Perdi la metropolitana per pochi secondi, ma nessun problema: a Napoli, nella “città dell’amore” come la chiama Giggino ne passa una ogni tre minuti. Belli tutti distanziati si viaggia in orario e tranquilli fino a piazza Garibaldi. Qui nella stazione centrale biglietto da visita della città si respira ordine e pulito in ogni angolo. Che orgoglio sapere che i turisti quando arrivano vengono accolti così nella terza città d’Italia. Turisti che prima non si erano mai visti da queste parti: a importarli il sindaco grazie alle sue capacità innate di tour operator oltre che di amministratore. “Abbiamo portato i turisti in città. In questi anni abbiamo reso Napoli la città che è più cresciuta per turismo e cultura” ripete oggi nel suo bilancio di questi nove anni. Centro storico stracolmo, ma anche le periferie sono il fiore all’occhiello della città: pullulano di bus e altri mezzi pubblici, perfettamente collegate. Pure negli orari serali. Strade illuminate, cassonetti mai stracolmi e spazzamento quasi quotidiano della pubblica via. Degrado e abbandono non passano. Per non parlare poi degli impianti sportivi per i giovani: da Ponticelli a San Giovanni passando per Scampia fino al Vomero la manutenzione degli edifici è impeccabile. Mai uno stop per perdite, cadute di calcinacci, macché. Così come le scuole: istituti sicuri mai chiusi per un’allerta meteo. Nel week end dalla Floridiana alla Villa Comunale c’è l’imbarazzo della scelta su quale prato verde perfettamente tagliato e rigoglioso stendersi per rilassarsi. E durante le feste comandate non si pensa solo al lungomare, ma ci sono eventi di spessore in tutti i quartieri anche quelli più periferici. 

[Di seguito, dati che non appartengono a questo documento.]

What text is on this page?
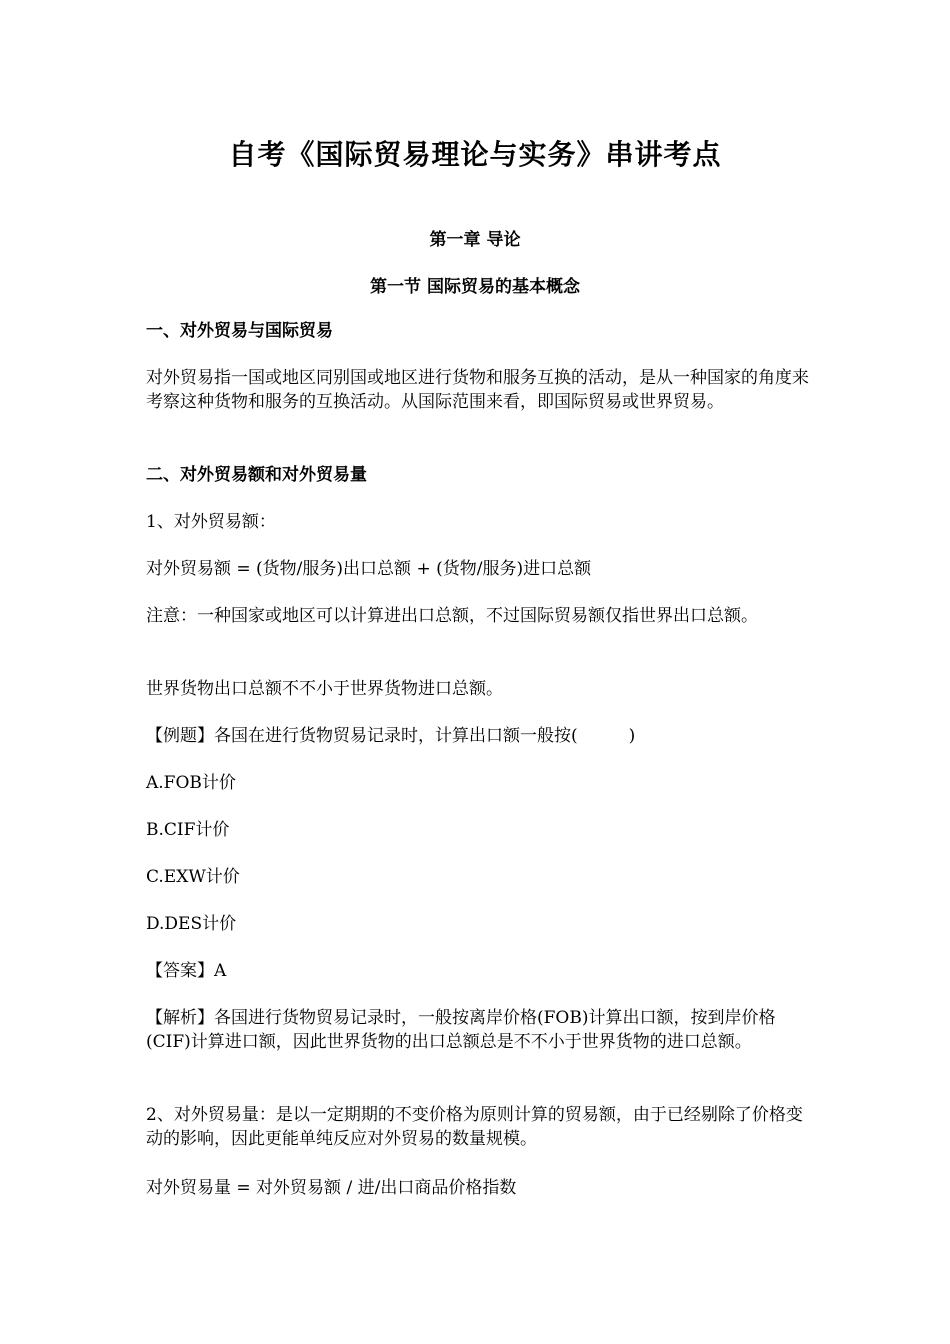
自考《国际贸易理论与实务》串讲考点
第一章 导论
第一节 国际贸易的基本概念
一、对外贸易与国际贸易
对外贸易指一国或地区同别国或地区进行货物和服务互换的活动，是从一种国家的角度来考察这种货物和服务的互换活动。从国际范围来看，即国际贸易或世界贸易。
二、对外贸易额和对外贸易量
1、对外贸易额：
对外贸易额 = (货物/服务)出口总额 + (货物/服务)进口总额
注意：一种国家或地区可以计算进出口总额，不过国际贸易额仅指世界出口总额。
世界货物出口总额不不小于世界货物进口总额。
【例题】各国在进行货物贸易记录时，计算出口额一般按(　　　)
A.FOB计价
B.CIF计价
C.EXW计价
D.DES计价
【答案】A
【解析】各国进行货物贸易记录时，一般按离岸价格(FOB)计算出口额，按到岸价格(CIF)计算进口额，因此世界货物的出口总额总是不不小于世界货物的进口总额。
2、对外贸易量：是以一定期期的不变价格为原则计算的贸易额，由于已经剔除了价格变动的影响，因此更能单纯反应对外贸易的数量规模。
对外贸易量 = 对外贸易额 / 进/出口商品价格指数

E’ una Napoli bellissima, una “Napoli città autonoma”, una Napoli che sembra quasi non esistere. 

“Errori? Forse il coinvolgimento nella campagna elettorale del 2013 ma per il resto non ne vedo. Non ci sono colpe gravi perché abbiamo amministrato anche senza soldi e fatto di Napoli una città tra le più attrattive” dice ancora deMa tracciando il suo bilancio (sbilanciato) nelle stesse ore in cui la linea 1 della metropolitana interrompe la circolazione. Manca il personale e così i treni saltano le fermate. Un’altra giornata di passione per i cittadini. Un incubo. Ma è solo un brutto sogno, perché a Napoli funziona tutto benissimo dall’anno scorso. “Napoli città mondiale dell’efficienza dei trasporti nel 2019” come ha promesso il sindaco. Insomma dalla città virtuale, nessun errore. E’ tutto bellissimo, a tratti petaloso.